The triple-zero catastrophe comes nearly two years since another spectacular Optus upgrade failure. A Border Gateway Protocol routing issue was triggered and resulted in the shutdown of the entire Optus network when the default tolerance thresholds set by Cisco Systems for the system were violated. A failed network upgrade similarly crippled Canada’s Rogers network in July 2022. The 2023 Optus outage cost the company over $1.2 million, likely only a fraction of the costs to the economy from loss of service. The share price fell by around 5 percent and the CEO was forced to resign.

The exact cause of the most recent Optus outage has yet to be confirmed. Due to the severity of the consequences, the Australian Communications and Media Authority has instigated a formal investigation, but informal sources have indicated a departure from established processes.
Such outages are not confined to telecommunications systems. The July 2024 CrowdStrike outage—taking down Microsoft’s cloud servers worldwide, crippling air and ground transportation, as well as finance, healthcare, media, and retail industries—also emanated from a software upgrade gone wrong. Nearly every day, a software upgrade goes wrong—frustrating the core functionality of essential and non-essential operations alike. This occurs in hospitals, schools, universities, government departments, stores, factories, and warehouses. Each of these outages may seem minor on its own, but collectively, the lost profits, productivity, and other intangible consequences, add up to a very large aggregate total.

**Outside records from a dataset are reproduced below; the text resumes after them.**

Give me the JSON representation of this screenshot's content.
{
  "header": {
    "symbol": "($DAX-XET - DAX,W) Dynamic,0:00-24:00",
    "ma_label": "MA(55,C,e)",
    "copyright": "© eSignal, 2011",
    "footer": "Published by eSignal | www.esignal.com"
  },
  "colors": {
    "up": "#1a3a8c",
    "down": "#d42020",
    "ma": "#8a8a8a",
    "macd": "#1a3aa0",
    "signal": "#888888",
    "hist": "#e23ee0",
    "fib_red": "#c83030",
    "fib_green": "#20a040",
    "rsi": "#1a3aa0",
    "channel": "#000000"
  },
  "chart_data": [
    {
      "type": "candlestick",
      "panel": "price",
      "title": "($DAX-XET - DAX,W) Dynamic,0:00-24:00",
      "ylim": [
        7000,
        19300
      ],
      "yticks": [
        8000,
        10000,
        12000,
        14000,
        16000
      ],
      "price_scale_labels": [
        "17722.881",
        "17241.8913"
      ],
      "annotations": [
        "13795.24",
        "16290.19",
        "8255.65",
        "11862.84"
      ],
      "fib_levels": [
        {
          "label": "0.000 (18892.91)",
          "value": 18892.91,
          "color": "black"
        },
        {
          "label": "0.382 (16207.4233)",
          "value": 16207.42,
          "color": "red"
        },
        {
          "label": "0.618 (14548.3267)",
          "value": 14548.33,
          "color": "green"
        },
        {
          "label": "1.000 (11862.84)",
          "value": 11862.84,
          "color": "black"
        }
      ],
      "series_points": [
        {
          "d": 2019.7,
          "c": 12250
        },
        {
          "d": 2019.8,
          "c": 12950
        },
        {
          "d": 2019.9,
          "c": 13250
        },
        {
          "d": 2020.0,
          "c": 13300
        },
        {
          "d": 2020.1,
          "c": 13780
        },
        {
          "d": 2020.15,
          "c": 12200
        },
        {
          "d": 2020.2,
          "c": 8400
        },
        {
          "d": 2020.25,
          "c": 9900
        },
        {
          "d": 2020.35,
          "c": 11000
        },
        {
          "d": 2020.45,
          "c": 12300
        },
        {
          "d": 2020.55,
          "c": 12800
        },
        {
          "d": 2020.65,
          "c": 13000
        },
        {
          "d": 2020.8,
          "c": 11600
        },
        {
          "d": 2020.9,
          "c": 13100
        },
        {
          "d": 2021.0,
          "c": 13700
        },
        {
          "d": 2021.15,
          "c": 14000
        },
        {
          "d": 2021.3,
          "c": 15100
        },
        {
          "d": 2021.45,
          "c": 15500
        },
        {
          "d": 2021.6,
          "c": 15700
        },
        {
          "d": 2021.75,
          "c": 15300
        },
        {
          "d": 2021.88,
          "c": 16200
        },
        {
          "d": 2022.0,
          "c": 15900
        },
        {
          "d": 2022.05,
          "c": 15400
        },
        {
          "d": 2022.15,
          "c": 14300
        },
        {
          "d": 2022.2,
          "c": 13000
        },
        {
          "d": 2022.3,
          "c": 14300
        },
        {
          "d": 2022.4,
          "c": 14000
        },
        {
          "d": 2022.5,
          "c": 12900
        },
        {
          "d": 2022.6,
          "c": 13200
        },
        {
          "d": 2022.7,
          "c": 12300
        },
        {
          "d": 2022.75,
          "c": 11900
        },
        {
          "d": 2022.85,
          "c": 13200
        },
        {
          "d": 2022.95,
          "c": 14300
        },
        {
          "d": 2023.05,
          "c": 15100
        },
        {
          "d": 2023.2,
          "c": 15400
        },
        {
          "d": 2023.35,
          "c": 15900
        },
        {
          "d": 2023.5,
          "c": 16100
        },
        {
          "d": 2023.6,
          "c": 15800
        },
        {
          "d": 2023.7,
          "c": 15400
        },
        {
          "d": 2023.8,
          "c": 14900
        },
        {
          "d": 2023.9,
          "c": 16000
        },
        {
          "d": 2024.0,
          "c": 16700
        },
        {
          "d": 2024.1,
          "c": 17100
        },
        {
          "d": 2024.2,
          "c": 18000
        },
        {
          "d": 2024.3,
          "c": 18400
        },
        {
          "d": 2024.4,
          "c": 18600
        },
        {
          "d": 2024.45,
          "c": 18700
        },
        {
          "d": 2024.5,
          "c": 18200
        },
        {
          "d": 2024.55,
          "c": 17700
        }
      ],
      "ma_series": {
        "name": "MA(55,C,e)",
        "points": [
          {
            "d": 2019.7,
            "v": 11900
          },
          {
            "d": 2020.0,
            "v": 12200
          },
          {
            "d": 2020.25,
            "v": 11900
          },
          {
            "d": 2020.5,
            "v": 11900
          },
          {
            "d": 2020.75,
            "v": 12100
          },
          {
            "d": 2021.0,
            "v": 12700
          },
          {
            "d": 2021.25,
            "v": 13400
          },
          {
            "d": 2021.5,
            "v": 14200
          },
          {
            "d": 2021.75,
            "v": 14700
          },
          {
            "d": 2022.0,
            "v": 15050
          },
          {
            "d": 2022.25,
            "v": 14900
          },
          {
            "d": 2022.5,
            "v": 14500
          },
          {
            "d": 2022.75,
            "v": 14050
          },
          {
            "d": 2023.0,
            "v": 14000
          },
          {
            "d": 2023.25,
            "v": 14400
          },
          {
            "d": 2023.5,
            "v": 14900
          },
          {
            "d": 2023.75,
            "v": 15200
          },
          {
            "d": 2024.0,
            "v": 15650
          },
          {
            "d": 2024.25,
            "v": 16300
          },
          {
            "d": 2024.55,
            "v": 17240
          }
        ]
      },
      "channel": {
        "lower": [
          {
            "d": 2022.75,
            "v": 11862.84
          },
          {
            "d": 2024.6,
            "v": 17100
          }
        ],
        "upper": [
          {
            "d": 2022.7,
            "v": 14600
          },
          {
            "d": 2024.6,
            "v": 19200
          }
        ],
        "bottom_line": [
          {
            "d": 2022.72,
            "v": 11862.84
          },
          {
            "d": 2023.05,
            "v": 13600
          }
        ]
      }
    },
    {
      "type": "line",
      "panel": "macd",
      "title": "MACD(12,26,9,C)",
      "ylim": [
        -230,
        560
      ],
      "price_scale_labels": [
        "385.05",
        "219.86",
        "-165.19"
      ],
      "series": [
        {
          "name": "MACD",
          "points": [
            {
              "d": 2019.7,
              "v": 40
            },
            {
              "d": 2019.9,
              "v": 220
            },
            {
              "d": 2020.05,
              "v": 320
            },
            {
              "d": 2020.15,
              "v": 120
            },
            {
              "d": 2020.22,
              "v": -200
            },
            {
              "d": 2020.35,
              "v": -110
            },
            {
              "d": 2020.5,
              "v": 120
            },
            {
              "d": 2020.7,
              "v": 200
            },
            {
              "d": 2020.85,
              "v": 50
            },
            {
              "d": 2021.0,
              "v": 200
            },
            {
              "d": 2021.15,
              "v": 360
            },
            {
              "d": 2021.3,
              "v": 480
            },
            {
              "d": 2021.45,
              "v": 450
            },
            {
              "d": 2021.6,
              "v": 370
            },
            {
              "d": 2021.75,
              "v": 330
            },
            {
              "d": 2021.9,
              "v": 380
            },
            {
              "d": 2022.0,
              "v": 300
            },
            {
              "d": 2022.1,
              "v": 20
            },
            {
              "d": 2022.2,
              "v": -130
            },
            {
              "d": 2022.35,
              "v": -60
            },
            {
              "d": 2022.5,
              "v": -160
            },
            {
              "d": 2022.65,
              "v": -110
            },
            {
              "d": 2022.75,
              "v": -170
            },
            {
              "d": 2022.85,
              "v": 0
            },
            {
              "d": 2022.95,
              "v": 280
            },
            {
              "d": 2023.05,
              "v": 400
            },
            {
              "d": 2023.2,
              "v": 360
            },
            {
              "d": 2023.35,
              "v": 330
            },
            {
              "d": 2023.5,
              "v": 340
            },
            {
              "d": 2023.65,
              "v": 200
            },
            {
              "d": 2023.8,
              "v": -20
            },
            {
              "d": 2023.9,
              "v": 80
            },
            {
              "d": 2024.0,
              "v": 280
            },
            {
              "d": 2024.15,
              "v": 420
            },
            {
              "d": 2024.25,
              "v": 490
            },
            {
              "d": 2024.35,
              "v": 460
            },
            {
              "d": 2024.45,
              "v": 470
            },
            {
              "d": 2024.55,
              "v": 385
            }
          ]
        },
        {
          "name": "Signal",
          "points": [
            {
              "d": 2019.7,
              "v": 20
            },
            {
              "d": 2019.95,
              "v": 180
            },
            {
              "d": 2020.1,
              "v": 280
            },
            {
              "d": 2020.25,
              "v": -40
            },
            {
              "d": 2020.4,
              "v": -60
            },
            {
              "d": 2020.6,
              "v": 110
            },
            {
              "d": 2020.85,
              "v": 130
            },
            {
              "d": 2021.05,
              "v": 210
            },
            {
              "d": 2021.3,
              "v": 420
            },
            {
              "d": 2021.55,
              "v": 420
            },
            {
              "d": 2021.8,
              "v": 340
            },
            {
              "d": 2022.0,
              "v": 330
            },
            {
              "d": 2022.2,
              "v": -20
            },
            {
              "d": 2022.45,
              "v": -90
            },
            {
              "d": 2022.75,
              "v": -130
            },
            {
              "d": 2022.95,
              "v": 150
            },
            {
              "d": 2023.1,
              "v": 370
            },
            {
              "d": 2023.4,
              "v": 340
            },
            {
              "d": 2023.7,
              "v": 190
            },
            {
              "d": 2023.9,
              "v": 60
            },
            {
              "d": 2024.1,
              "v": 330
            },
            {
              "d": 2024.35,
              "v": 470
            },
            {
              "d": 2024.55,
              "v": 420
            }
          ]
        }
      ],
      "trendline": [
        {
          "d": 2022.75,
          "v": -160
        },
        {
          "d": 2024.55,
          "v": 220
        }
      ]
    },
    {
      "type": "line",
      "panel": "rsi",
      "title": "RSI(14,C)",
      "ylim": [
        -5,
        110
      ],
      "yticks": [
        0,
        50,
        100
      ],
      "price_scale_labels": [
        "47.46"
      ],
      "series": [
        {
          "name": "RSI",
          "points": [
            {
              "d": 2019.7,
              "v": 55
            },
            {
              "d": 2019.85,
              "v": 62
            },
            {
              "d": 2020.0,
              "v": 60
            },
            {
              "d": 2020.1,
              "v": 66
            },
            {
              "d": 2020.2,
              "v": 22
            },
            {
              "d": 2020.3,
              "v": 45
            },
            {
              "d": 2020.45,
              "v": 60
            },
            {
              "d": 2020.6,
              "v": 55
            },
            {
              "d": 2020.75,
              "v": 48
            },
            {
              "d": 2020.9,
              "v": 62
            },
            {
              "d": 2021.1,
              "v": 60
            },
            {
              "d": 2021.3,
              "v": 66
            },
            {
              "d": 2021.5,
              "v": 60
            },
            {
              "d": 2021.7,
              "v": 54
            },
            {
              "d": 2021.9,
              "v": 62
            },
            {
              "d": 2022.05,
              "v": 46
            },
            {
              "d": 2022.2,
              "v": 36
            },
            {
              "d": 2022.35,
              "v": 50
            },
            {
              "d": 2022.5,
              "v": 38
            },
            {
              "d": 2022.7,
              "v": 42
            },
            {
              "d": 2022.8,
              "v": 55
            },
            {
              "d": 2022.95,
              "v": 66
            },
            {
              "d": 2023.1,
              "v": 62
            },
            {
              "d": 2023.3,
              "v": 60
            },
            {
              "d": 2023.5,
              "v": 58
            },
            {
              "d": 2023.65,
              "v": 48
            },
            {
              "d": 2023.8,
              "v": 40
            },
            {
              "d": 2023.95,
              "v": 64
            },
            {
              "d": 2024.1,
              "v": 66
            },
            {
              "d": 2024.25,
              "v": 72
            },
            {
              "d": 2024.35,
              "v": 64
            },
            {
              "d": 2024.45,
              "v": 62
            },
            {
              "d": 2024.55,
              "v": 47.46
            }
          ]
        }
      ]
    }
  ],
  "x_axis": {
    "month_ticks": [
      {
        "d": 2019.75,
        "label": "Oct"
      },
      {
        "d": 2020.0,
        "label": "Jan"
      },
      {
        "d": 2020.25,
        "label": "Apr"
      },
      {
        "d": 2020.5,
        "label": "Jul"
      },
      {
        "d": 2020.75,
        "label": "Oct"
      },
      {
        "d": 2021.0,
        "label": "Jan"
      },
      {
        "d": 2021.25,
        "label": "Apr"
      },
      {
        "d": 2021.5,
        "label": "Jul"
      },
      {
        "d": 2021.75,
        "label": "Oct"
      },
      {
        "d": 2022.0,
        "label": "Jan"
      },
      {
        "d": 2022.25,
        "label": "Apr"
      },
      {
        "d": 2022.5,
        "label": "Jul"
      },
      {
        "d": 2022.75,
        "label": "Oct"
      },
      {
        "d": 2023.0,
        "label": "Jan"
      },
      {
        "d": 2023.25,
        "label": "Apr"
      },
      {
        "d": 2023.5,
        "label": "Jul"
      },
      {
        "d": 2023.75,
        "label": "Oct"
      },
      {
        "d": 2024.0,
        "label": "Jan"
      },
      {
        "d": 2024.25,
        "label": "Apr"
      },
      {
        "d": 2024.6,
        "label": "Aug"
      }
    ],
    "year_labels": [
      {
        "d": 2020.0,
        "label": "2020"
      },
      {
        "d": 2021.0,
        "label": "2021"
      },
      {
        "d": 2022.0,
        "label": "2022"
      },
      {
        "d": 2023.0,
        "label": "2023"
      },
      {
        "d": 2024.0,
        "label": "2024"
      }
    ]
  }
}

The growing cost of upgrade outages derives from three interwoven sources. First, increased digitization of activities means that more of our daily activities are replaced by applications entirely reliant on computational capacity. Second, as centrally-managed cloud-based data storage and application hosting replace local storage and processing (on phones, local servers, and computers), functions once susceptible to failures of a small number of locally-managed steps are now subject to multiple different and diverse links covering both the movement of data and operational processing. The more links the data has to pass through to get from origin to destination and processing completion, the greater number of software pieces are involved in handling it and, therefore, the greater number of potential vulnerabilities to which it is exposed. Third, the complexities of the software processing the data are also increasing, as more and more intricate and complicated systems interact with each other to manage and control the relevant operations. The seamless coordination of these various software-managed processes is essential to ensure ongoing operational performance. An upgrade to any one of these pieces of software has the potential to uncover an unexpected incompatibility not identified and break the chain—simply because there are so many possible permutations and combinations of functions that neither human nor system is able to reliably track.
From a supply chain risk management perspective, these three forces mean that slowly and inexorably, risks to the resilience of operational delivery of all kinds—not just telecommunications services—have increased with the evolution of cloud computing. And arguably, these chains are at their most vulnerable when updates are made to software at any point along the chain. As it is infeasible for these upgrades to be tested—as there isn’t a test system mirroring the full scope of operations for these complex services to provide reassurance that nothing will go wrong—then it is inevitable that service outages from this source will both increase and impose their full costs in real time in the real world and not in harmless test environments where they once manifested themselves.
While the University of Adelaide’s Mark Stewart has suggested that “there is a long standing worldwide trend for companies to inadequately resource the testing and disaster recovery associated with network planning associated with network upgrades,” it is already too late for rigorous testing in a network-based cloud world. But there is still time to consider our approaches to disaster recovery for when network upgrades go wrong. The responsibility for this lies with every operator over every link along the chain, but who, in this context, will look out for the chain as a whole?